Ces dernières, vêtues d’habits traditionnels, agitent pour la plupart des éventails bravant ainsi la chaleur de l’après-midi. On en voit qui errent à travers les voitures, portable collé à l’oreille et passant des coups de fil interminables. Tous sont envahis par l’émoi et la consternation.
"Impossible, pas lui ! On était ensemble ce matin à la mosquée pour la prière. Par la suite, il a demandé à l’iman de prier pour lui", entend-on dans la foule grandissante qui est venue s’amasser devant la demeure située aux Hlm du célèbre percussionniste. C’est un grand homme de culture qui a tiré sa révérence. En témoignent la présence et les réactions des icônes du secteur quelques heures à peine après sa mort. Youssou Ndour, Didier Awadi, Pape Faye, Doudou Ndiaye Mbengue, El Hadji Pape Dieng… n’ont pas manqué d’entourer de leur affection la famille du défunt.
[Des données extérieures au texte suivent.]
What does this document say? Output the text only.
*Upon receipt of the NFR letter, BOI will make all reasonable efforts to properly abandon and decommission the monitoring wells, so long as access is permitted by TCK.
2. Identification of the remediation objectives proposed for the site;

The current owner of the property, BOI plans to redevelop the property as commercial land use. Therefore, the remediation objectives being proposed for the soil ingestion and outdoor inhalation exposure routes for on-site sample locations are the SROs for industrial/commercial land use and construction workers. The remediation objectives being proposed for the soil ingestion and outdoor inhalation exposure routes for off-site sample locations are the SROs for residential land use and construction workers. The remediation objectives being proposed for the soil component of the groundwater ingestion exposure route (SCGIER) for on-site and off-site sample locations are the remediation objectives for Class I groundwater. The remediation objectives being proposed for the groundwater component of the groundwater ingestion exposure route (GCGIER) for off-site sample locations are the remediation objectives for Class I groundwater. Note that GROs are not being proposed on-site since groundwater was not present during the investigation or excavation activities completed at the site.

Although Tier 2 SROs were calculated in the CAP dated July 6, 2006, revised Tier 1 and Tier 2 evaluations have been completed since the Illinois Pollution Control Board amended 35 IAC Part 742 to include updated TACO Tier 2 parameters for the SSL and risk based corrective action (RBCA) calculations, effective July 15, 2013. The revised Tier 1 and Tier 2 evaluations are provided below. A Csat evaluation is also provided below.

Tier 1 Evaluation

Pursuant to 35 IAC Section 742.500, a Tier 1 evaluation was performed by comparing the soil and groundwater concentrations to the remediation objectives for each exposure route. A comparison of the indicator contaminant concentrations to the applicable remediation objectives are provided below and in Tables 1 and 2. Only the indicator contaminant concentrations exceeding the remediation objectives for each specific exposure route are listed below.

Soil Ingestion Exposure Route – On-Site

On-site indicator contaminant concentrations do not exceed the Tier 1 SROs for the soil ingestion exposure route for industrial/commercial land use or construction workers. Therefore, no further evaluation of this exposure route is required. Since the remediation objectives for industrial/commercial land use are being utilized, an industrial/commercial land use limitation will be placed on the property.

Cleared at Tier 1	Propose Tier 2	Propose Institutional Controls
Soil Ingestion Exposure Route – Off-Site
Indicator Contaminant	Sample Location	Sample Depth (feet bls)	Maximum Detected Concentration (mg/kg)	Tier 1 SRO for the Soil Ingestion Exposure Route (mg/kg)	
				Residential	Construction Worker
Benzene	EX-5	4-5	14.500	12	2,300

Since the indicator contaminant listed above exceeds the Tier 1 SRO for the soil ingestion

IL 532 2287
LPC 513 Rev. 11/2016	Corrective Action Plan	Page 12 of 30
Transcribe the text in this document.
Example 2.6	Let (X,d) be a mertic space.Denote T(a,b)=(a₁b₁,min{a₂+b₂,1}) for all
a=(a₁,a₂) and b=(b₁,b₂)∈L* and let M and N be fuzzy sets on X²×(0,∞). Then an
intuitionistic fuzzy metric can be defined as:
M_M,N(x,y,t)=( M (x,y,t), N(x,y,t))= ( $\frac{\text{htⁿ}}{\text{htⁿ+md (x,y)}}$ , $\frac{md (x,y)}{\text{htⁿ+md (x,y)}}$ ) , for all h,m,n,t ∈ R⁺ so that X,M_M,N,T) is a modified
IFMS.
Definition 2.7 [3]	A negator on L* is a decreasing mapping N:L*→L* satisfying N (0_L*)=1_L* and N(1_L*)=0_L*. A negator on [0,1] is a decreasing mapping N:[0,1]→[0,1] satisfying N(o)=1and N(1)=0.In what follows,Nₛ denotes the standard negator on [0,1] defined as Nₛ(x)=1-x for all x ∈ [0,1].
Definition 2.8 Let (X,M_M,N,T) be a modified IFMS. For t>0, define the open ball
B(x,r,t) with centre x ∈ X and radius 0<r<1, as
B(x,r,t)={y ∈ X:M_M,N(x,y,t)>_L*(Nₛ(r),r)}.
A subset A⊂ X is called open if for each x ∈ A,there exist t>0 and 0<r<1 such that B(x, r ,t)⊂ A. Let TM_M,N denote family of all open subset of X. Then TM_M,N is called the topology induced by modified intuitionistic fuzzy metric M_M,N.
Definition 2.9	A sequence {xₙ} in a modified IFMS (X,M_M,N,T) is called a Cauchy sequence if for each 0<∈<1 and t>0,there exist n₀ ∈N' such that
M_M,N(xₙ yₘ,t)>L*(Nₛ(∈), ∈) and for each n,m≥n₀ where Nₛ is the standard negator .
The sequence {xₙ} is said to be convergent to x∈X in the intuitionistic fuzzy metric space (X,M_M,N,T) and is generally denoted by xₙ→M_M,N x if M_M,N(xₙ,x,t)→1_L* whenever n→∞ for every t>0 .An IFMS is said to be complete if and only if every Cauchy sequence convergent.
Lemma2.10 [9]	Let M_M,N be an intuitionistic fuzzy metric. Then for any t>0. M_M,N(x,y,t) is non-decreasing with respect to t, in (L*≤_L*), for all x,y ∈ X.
"Doudou Ndiaye Rose est décédé 24 heures après l’inhumation de son ami Vieux Sing Faye", rappelle-t-on dans la foule. Et certaines confidences de préciser qu’il a rejoint Allah hier matin pendant qu’on lui préparait son petit-déjeuner. "Il n’a pas eu le temps de le goûter", regrette-t-on. "Le Sénégal perd une fois de plus un grand ambassadeur culturel", a pour sa part affirmé son fils Birame Ndiaye.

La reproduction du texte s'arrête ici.